India’s take on WTO deal: Revolutionary Reform or Regressive Retreat?
College – MBA – (International Business), Delhi School of Economics
Team Mate – Ivan Masood
Team Name – Infinity
Article Refuting – http://insideiim.com/india-should-stay-strong-this-time-at-wto/
India’s newly elected, so-called “trade friendly government”, vetoed the implementation of a trade agreement that promised a trillion-dollar boost to the global economy. The deal, inked last December at World Trade Organization meetings in Bali, was the WTO’s first successful multilateral trade negotiation in 20 years. This sudden change in the stance of the Indian government, however, will have repercussions. One consequence is that India’s reputation as a trustworthy negotiating partner will be further tarnished.
Essentially, the Indian government pays its farmers above-market prices for their crops, which are then stockpiled and doled out in India’s notorious city slums (particularly when elections loom). Much of the grain rots or is stolen. The Bali deal already gave the Indians a four-year “peace clause,” allowing New Delhi to increase temporarily the otherwise WTO-incompatible subsidies. The four years were to give India time to come up with a more economically defensible system. But the four-year exemption was not enough for Mr. Modi, who demands a permanent exemption to subsidize as much as he wants.
How many more rupees does India intend to dole out in the name of “food security”? The last time any Indian government honored its WTO obligations to report how much it spends on agriculture subsidies was 2011—and even then, no data was provided beyond the 2003 crop year.
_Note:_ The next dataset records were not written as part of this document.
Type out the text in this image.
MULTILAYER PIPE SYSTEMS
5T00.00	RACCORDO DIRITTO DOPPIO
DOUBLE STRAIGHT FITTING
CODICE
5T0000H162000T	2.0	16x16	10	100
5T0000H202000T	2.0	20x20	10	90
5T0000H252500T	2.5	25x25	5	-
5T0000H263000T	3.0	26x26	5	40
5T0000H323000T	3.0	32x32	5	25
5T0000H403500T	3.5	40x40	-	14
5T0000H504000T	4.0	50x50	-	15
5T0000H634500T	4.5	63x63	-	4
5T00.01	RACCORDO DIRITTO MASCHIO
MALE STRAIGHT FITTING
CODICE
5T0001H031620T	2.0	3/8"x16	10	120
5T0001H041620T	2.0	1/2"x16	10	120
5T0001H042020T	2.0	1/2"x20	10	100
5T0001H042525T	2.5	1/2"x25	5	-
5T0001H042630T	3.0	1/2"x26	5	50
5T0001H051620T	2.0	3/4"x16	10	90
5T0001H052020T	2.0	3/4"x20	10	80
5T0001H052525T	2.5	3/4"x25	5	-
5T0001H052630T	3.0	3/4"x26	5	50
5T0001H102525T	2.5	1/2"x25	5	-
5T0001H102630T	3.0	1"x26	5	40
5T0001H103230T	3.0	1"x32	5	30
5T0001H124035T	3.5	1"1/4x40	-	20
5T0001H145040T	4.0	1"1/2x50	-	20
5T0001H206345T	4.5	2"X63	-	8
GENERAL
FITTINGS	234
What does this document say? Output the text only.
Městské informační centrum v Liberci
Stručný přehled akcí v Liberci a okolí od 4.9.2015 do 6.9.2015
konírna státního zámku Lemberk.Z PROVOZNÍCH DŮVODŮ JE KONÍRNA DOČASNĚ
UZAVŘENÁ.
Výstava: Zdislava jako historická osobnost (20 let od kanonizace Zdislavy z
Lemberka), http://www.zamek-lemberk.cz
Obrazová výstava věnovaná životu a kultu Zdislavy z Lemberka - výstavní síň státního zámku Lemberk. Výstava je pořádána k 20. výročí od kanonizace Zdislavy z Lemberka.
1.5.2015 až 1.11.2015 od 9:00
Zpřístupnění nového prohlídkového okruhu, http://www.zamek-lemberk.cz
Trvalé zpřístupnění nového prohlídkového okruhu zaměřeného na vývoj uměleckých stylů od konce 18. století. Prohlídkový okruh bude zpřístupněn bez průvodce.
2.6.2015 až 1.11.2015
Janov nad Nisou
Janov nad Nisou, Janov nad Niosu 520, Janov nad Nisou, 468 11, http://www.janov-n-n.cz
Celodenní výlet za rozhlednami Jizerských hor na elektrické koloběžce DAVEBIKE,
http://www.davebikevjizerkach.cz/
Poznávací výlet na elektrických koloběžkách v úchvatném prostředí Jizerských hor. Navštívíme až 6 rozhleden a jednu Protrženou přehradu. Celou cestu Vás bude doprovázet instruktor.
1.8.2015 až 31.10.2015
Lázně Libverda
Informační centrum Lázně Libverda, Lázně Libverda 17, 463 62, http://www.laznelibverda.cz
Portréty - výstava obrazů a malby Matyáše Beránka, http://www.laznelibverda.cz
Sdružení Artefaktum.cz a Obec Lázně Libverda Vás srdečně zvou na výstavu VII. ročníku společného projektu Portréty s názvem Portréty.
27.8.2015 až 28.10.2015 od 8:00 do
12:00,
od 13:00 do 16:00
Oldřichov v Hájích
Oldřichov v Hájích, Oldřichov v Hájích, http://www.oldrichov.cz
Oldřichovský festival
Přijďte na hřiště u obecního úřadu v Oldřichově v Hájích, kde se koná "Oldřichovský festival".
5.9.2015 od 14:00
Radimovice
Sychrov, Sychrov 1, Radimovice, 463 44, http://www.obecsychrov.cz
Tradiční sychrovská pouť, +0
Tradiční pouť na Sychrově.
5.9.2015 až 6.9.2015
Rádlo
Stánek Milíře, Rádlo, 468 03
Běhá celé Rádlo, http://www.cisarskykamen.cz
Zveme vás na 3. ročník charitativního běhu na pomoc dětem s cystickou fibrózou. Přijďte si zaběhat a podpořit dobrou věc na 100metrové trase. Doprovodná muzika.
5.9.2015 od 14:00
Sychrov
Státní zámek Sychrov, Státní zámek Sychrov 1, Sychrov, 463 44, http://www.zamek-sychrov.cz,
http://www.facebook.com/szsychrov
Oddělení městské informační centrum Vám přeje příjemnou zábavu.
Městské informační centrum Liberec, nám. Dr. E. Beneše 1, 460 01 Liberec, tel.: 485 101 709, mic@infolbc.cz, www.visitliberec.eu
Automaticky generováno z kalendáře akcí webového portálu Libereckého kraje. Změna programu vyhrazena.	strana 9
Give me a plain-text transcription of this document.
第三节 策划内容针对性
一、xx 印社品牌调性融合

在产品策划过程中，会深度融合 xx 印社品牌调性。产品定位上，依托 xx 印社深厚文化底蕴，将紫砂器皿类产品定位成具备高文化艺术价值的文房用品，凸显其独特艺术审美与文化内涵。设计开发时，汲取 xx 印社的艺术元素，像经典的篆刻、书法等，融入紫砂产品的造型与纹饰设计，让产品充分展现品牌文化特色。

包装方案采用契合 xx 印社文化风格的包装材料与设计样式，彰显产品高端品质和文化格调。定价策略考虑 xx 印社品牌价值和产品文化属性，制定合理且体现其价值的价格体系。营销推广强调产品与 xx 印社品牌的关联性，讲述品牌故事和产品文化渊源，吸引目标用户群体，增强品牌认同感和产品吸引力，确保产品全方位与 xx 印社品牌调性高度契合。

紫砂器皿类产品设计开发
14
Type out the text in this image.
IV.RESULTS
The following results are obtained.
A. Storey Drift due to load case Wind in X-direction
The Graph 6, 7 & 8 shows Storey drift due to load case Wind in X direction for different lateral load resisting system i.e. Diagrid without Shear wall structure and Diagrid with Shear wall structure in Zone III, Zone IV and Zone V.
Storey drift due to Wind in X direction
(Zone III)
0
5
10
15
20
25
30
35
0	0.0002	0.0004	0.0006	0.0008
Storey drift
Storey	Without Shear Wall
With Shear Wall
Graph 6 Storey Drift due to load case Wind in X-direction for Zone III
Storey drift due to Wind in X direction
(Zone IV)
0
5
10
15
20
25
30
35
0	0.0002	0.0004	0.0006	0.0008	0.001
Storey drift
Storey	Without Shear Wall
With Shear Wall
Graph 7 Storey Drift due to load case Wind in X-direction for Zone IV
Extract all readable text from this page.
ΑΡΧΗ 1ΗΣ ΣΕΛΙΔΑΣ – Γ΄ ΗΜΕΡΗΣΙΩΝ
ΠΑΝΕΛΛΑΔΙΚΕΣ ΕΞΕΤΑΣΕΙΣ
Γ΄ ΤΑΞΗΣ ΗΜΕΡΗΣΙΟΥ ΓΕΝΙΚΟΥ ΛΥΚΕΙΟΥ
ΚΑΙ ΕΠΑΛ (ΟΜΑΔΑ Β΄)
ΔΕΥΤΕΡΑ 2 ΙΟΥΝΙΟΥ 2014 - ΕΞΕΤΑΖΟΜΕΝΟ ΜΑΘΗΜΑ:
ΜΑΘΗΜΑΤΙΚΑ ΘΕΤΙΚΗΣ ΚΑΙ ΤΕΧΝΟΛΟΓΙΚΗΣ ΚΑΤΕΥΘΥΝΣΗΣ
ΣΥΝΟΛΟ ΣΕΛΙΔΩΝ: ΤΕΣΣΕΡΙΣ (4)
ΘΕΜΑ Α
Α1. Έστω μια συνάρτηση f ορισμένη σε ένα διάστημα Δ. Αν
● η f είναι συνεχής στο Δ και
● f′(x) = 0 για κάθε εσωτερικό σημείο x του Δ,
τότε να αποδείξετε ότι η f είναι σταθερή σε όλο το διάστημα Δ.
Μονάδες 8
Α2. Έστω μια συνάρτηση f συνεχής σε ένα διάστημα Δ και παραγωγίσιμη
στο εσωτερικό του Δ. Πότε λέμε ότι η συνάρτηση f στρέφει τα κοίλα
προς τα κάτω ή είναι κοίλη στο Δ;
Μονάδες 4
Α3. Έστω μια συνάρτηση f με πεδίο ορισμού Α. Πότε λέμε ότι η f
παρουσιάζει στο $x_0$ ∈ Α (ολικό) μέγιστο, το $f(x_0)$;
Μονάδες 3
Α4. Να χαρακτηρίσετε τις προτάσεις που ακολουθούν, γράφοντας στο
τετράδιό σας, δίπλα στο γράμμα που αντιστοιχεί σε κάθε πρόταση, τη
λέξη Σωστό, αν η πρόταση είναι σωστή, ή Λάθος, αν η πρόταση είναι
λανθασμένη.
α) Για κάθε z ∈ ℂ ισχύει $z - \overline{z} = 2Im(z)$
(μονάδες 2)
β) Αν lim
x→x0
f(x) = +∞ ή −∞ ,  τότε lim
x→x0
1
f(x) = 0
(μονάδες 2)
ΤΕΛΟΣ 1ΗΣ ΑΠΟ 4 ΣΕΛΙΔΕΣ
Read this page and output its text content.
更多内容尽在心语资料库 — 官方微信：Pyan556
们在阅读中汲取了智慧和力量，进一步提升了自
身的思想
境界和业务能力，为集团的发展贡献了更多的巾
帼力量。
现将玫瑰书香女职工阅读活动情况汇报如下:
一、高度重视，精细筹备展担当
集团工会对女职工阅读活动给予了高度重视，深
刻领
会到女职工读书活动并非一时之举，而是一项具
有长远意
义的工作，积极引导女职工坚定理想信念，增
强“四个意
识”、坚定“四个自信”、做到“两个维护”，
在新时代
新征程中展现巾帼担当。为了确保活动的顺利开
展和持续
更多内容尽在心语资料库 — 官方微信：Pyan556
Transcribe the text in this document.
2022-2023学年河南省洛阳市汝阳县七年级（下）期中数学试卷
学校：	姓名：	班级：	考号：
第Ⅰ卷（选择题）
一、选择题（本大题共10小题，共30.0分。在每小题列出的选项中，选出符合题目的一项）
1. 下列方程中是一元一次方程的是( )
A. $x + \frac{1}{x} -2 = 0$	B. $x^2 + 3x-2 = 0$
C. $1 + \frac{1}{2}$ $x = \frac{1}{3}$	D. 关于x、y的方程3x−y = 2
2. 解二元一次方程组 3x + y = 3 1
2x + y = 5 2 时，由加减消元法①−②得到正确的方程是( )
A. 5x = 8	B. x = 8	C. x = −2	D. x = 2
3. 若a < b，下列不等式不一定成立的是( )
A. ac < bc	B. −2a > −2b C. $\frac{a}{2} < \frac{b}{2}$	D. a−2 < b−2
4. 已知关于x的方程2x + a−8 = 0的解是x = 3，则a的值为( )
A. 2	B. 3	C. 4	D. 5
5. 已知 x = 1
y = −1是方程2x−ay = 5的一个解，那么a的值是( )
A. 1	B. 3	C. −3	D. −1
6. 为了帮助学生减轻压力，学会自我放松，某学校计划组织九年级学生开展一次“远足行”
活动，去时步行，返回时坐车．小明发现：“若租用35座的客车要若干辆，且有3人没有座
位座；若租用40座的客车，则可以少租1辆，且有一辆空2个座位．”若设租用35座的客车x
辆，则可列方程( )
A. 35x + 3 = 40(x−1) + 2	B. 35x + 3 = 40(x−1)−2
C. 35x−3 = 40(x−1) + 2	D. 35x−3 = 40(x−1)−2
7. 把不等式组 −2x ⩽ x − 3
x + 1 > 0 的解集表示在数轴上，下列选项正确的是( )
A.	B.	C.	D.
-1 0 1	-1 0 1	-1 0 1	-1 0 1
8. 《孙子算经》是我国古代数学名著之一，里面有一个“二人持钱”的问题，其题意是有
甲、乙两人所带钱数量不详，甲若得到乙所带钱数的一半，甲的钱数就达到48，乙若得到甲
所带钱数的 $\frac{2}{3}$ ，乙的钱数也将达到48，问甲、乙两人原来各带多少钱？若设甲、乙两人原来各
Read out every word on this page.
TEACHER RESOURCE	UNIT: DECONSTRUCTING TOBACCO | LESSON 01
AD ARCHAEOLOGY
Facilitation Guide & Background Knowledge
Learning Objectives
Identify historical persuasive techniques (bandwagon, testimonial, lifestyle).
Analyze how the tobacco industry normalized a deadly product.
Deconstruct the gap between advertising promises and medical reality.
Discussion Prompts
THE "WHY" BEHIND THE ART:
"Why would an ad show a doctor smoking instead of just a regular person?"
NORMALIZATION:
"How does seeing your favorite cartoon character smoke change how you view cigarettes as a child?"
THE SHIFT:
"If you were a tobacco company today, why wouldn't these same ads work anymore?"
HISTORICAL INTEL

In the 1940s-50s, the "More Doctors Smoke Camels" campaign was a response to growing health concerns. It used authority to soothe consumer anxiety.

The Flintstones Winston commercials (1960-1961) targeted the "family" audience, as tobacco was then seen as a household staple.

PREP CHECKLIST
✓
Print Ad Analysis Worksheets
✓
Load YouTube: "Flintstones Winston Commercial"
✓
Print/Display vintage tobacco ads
In the light of the above facts, it becomes very dubious as to what the honorable Prime Minister wants. On the one hand he swept the Indian general elections 2014 promising the people a progressive economic future, while one the other hand he obstructs the global trade facilitation, citing the plea of the poor state of affairs in the country. India is a nation with rich and enviable resources. Trade is one platform which, if used wisely, can take the country from the depth of misery to the summits of grandeur. Its people have potential to contribute in making the country one of the greatest in the world. What our country needs is not policies that guise charity, but measures that create opportunities; not dreams of utopia, but tools to tackle reality; not crutches for its crippled economy, but the empowerment of its residents. It is, as they say:
Give a man a fish, you feed him for a day;
Teach a man how to fish, you feed him for a lifetime!